In the 8th Ministerial Conference while a number of delegates spoke about the virtues of the multilateral trading system and the need to reduce protectionist barriers to trade, the address of the Kenyan Minister on behalf of about 100 (African) members of the WTO needs to be reproduced,
"The African Group is deeply concerned with the paralysis in the DDA, after 10 years of costly negotiations to our countries. In this respect, we wish to emphasize the following key areas of concern and priorities:-
- We are committed to and urge urgent conclusion of the DDA in accordance with the existing mandate and on the basis of the Single undertaking. In this regard, we call on all WTO members to intensify negotiations starting January 2012 on the basis of progress achieved to date.
Finally, on behalf of my own delegation Kenya to say, we fully endorse all issues raised by the African Group and as the Friends of Development and reemphasize the centrality of development as a major outcome of this Ministerial Conference."
No strong words against "protectionist measures" or the need to "open up" trade. The negotiating stands taken by members has to be contextualised in the experiences and realities the countries are facing domestically. Whether the WTO will be able to take all these interests into account and balance competing interests in the overall pursuit of trade and development is to be seen.
An interesting piece on Africa's experience in the WTO's Dispute Settlement Mechanism is portrayed here. Titled "African Countires and the WTO Dispute Settlement System:strangers in an alien land?",it highlights the inadequate representation and participation of African nations in the WTO dispute settlement mechanism,
"In 1995, the World Trade Organization (WTO) came into existence, introducing some key reforms to the long-standing General Agreement on Tariffs and Trade (GATT) system. The most important reform was the setup of the Dispute Settlement System (DSS). There was now a greater clarity of rules and regulations, binding decisions and an Appellant Body. One would imagine that the highly juridical and legalized system based on equality and strict rules would be somewhat advantageous to African countries (the largest group in the WTO). This has not been the case. In fact, African countries’ involvement in the WTO dispute settlement system in the first decade has been minimal at best. In the first decade (1995-2005) of the DSS, no African country was ever a complainant in a dispute and in only six cases was an African country a respondent. In addition, Egypt is the only African country to have shown initiative and request the establishment of a panel, in the Egypt-Definitive Anti-dumping Measures on Steel Rebar from Turkey case. The one comparatively active area for African states in the DSS is their participation in disputes as third parties. Zimbabwe, Nigeria, Senegal, Cameroon and Cote-d’Ivoire have all participated in this capacity."
Another presentation by Advisory Centre for WTO Law (ACWL) showed that there were no disputes with African members as complainant or respondent, no Appellate Body members from sub-Saharan member countries and no African nationals are currently working int he WTO Dispute Settlement Secretariat.
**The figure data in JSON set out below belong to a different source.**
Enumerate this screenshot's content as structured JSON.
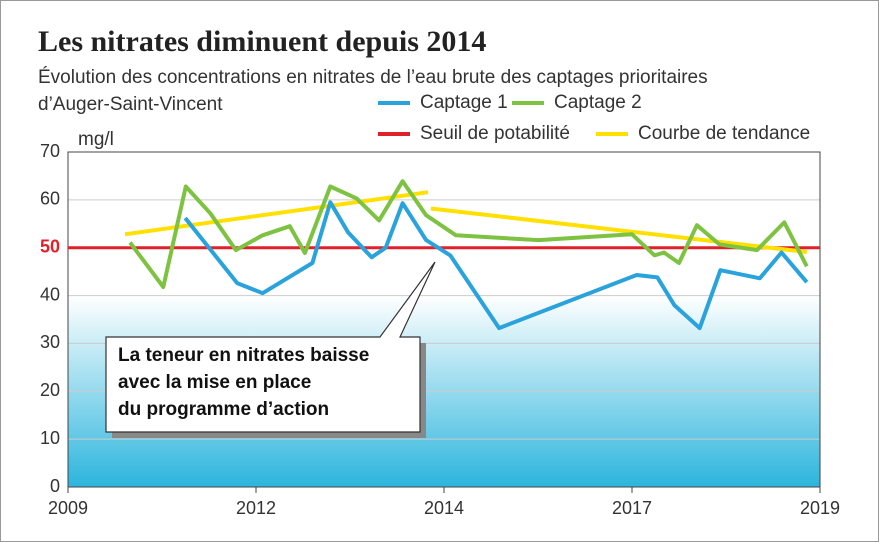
{
  "chart_data": {
    "type": "line",
    "title": "Les nitrates diminuent depuis 2014",
    "subtitle": [
      "Évolution des concentrations en nitrates de l’eau brute des captages prioritaires",
      "d’Auger-Saint-Vincent"
    ],
    "y_label": "mg/l",
    "xlim": [
      2009,
      2019
    ],
    "xticks": [
      2009,
      2012,
      2014,
      2017,
      2019
    ],
    "ylim": [
      0,
      70
    ],
    "yticks": [
      0,
      10,
      20,
      30,
      40,
      50,
      60,
      70
    ],
    "grid": true,
    "shade_below": 40,
    "threshold": {
      "name": "Seuil de potabilité",
      "value": 50,
      "color": "#e0202a"
    },
    "series": [
      {
        "name": "Captage 1",
        "color": "#2aa3dc",
        "x": [
          2010.87,
          2011.7,
          2012.07,
          2012.6,
          2012.79,
          2012.98,
          2013.23,
          2013.38,
          2013.56,
          2013.81,
          2014.1,
          2014.88,
          2017.05,
          2017.27,
          2017.45,
          2017.72,
          2017.94,
          2018.36,
          2018.59,
          2018.86
        ],
        "values": [
          56.2,
          42.6,
          40.5,
          46.8,
          59.5,
          53.2,
          48,
          50,
          59.3,
          51.6,
          48.4,
          33.2,
          44.3,
          43.8,
          38,
          33.2,
          45.3,
          43.6,
          49,
          42.8
        ]
      },
      {
        "name": "Captage 2",
        "color": "#7dc241",
        "x": [
          2009.99,
          2010.52,
          2010.88,
          2011.27,
          2011.68,
          2012.07,
          2012.36,
          2012.52,
          2012.79,
          2013.07,
          2013.31,
          2013.56,
          2013.81,
          2014.19,
          2015.51,
          2017.0,
          2017.24,
          2017.34,
          2017.5,
          2017.69,
          2017.93,
          2018.33,
          2018.62,
          2018.86
        ],
        "values": [
          51.1,
          41.8,
          62.8,
          57.2,
          49.5,
          52.6,
          54.5,
          48.9,
          62.8,
          60.3,
          55.7,
          63.9,
          56.8,
          52.6,
          51.6,
          52.8,
          48.4,
          49,
          46.8,
          54.7,
          50.7,
          49.5,
          55.3,
          46.1
        ]
      },
      {
        "name": "Courbe de tendance",
        "color": "#ffe000",
        "x": [
          2009.91,
          2013.83,
          2013.83,
          2013.86,
          2018.86
        ],
        "values": [
          52.8,
          61.6,
          null,
          58.2,
          49.1
        ]
      }
    ],
    "annotation": [
      "La teneur en nitrates baisse",
      "avec la mise en place",
      "du programme d’action"
    ]
  }
}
Whether the last two issues have a significant bearing on Africa's participation are debatable, it is a fact that Africa has not been able to utilise the dispute settlement framework to its advantage. There may be many reasons for this including costs and training capabilities.
The piece concludes by stating,
"To conclude, on one hand, the fact that the majority of WTO is made up of African countries counts for nothing until this presence is coupled with a strong understanding of the DSS mechanism. This issue is of pressing importance simply because African countries, especially the weakest of them, need the WTO DSS. As the Dispute Settlement System evolves along with International Economic Law, it will serve African countries well to get involved in reshaping new sets of legal principles and procedures that govern the system. However, on the other hand, there is clear evidence that the integration of African countries into the multi-lateral Dispute Settlement System has been a process leaving much to be desired. There is a great need for reform and sensitivity of the system that will ultimately enhance the long-term stability, predictability and legitimacy of the WTO Dispute Settlement System. A failure to reform could mean that the DSS will remain fundamentally prejudicial to the long-term position of African Countries and other developing economies in the global trading system."
Will 2012 be the year for Africa ? This piece recommends a China-Africa collaboration to overturn the tide,
" Thanks to Sino-African multilateral relations as well as bilateral agreements with 49 out of the 54 African nations, China has outpaced the West to become the single most important economic partner with Africa.Predictably, this has attracted the ire of developed nations including on the matters environmental. Yet when the bigger picture is interrogated, Africa is better off looking to China in balancing developmental growth with ecological responsibility.
It is a fact that for Africa to overcome the hard-core poverty that afflicts its people, it must tap its natural resources. By not utilising unexploited natural resources, the "poverty amidst plenty" situation would not be reversed and Africans would continue to die from the ravages of droughts and famines.
China provides models for Africa to make poverty history since it (China) is not only a developing region like Africa, but provides important lessons having combated extreme poverty over the past three decades and more exemplarily since accession to WTO a decade ago.
African countries have a natural ally in China in terms of the responsibilities that developed nations should bear as far as carbon emissions are concerned."